Picador Professor Paul La Farge will teach two classes in the winter term of 2016/17:

 

Language, Identity and Society in American Science Fiction

Wednesdays, 3-5 pm, GWZ 3 5.15
 

For the last hundred years or so, science fiction has been a way for writers to imagine the future, but also, implicitly or explicitly, to think about the present. In this class, we'll read American genre and mainstream works from the 1930s to the 2010s, with particular attention to the ways in which science fiction uses language to create a world, and the ways in which its created worlds cast light on technology, gender, race, politics, and other human notions.

We will read H.P. Lovecraft's At the Mountains of Madness (1936), Ray Bradbury's The Martian Chronicles (1950; selections), Samuel R. Delany's Babel-17 (1966), Philip K. Dick's Ubik (1969), Octavia Butler's Kindred (1979), William Gibson's "Johnny Mnemonic" and "The Gernsback Continuum" (1981), and Jennifer Egan's "Black Box" (2012). Please purchase the books by Lovecraft, Bradbury, Delany, Dick, and Butler. The stories by Gibson and Egan will be provided to you.

The books by Lovecraft, Bradbury, Delany, Dick, and Butler have been ordered at the Connewitzer Verlagsbuchhandlung and will be available at the beginning of October.

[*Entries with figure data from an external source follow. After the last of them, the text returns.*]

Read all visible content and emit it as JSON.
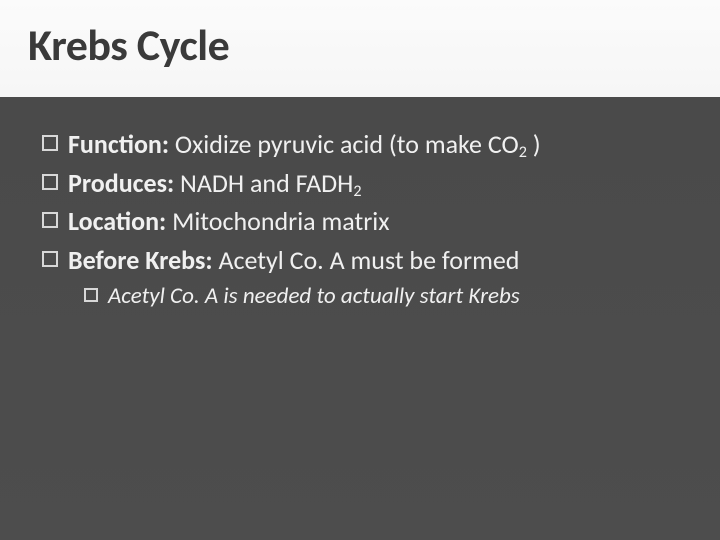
{
  "slide": {
    "title": "Krebs Cycle",
    "title_fontsize": 44,
    "title_color": "#3a3a3a",
    "body_fontsize": 26,
    "body_color": "#f0f0f0",
    "sub_fontsize": 23,
    "background_top": "#fafafa",
    "background_bottom": "#4c4c4c",
    "bullets": [
      {
        "label": "Function:",
        "text": " Oxidize pyruvic acid (to make CO",
        "sub": "2",
        "tail": " )"
      },
      {
        "label": "Produces:",
        "text": " NADH and FADH",
        "sub": "2",
        "tail": ""
      },
      {
        "label": "Location:",
        "text": "  Mitochondria matrix",
        "sub": "",
        "tail": ""
      },
      {
        "label": "Before Krebs:",
        "text": " Acetyl Co. A must be formed",
        "sub": "",
        "tail": ""
      }
    ],
    "sub_bullet": {
      "text": "Acetyl Co. A is needed to actually start Krebs"
    }
  }
}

This seminar is part of the MA module "Consumption, Culture, and Identity."

 

Approaches to the Short Story: A Fiction Workshop

Tuesday, 3-5 pm, GWZ 3 5.15
 

The short story can take many forms: minimal and maximal, realistic and fantastic, experimental and traditional. In this class, we’ll practice the techniques of short-story writing in relation to works by writers whose short stories are quite different from one another. The first part of the course will involve directed writing exercises; the second part will be a workshop in which students will complete and revise a short story. 

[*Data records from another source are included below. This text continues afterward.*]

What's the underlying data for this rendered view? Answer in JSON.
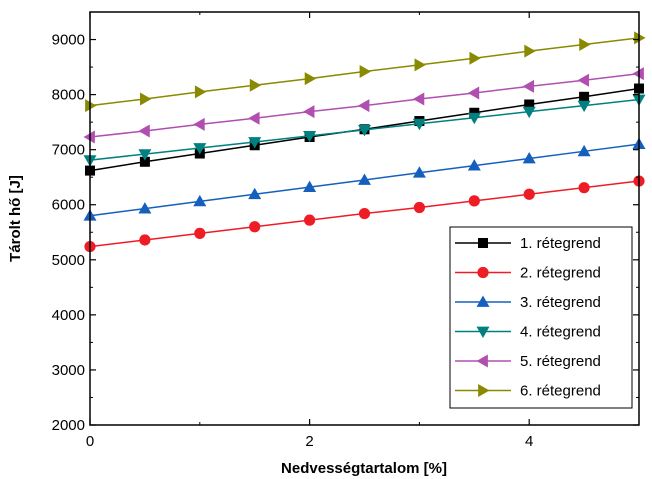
{
  "chart_data": {
    "type": "line",
    "title": "",
    "xlabel": "Nedvességtartalom [%]",
    "ylabel": "Tárolt hő [J]",
    "xlim": [
      0,
      5
    ],
    "ylim": [
      2000,
      9500
    ],
    "xticks": [
      0,
      2,
      4
    ],
    "yticks": [
      2000,
      3000,
      4000,
      5000,
      6000,
      7000,
      8000,
      9000
    ],
    "grid": false,
    "legend_position": "bottom-right",
    "x": [
      0,
      0.5,
      1,
      1.5,
      2,
      2.5,
      3,
      3.5,
      4,
      4.5,
      5
    ],
    "series": [
      {
        "name": "1. rétegrend",
        "color": "#000000",
        "marker": "square",
        "values": [
          6620,
          6780,
          6930,
          7080,
          7230,
          7370,
          7520,
          7670,
          7820,
          7960,
          8110
        ]
      },
      {
        "name": "2. rétegrend",
        "color": "#ee1c24",
        "marker": "circle",
        "values": [
          5240,
          5360,
          5480,
          5600,
          5720,
          5840,
          5950,
          6070,
          6190,
          6310,
          6430
        ]
      },
      {
        "name": "3. rétegrend",
        "color": "#1560bd",
        "marker": "triangle-up",
        "values": [
          5800,
          5930,
          6060,
          6190,
          6320,
          6450,
          6580,
          6710,
          6840,
          6970,
          7100
        ]
      },
      {
        "name": "4. rétegrend",
        "color": "#008080",
        "marker": "triangle-down",
        "values": [
          6810,
          6920,
          7030,
          7140,
          7250,
          7360,
          7470,
          7580,
          7690,
          7800,
          7910
        ]
      },
      {
        "name": "5. rétegrend",
        "color": "#b04fb0",
        "marker": "triangle-left",
        "values": [
          7230,
          7340,
          7460,
          7570,
          7690,
          7800,
          7920,
          8030,
          8150,
          8260,
          8380
        ]
      },
      {
        "name": "6. rétegrend",
        "color": "#8a8a00",
        "marker": "triangle-right",
        "values": [
          7800,
          7920,
          8050,
          8170,
          8290,
          8420,
          8540,
          8660,
          8790,
          8910,
          9030
        ]
      }
    ]
  }
}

Readings will include stories by Ernest Hemingway, David Foster Wallace, Vladimir Nabokov, Flannery O’Connor, Raymond Carver, Mary Gaitskill, Rivka Galchen, Philip Roth, Donald Barthelme, Lydia Davis, Junot Diaz and Kelly Link.

All students are welcome, but the number of spots is limited. Please sign up via e-mail to americanstudies@uni-leipzig.de by September 30, 2016. In your e-mail, please indicate your name, your student ID number, as well as the program in which you're currently studying. You will receive an e-mail from us informing you whether you secured a spot in the workshop after September 30.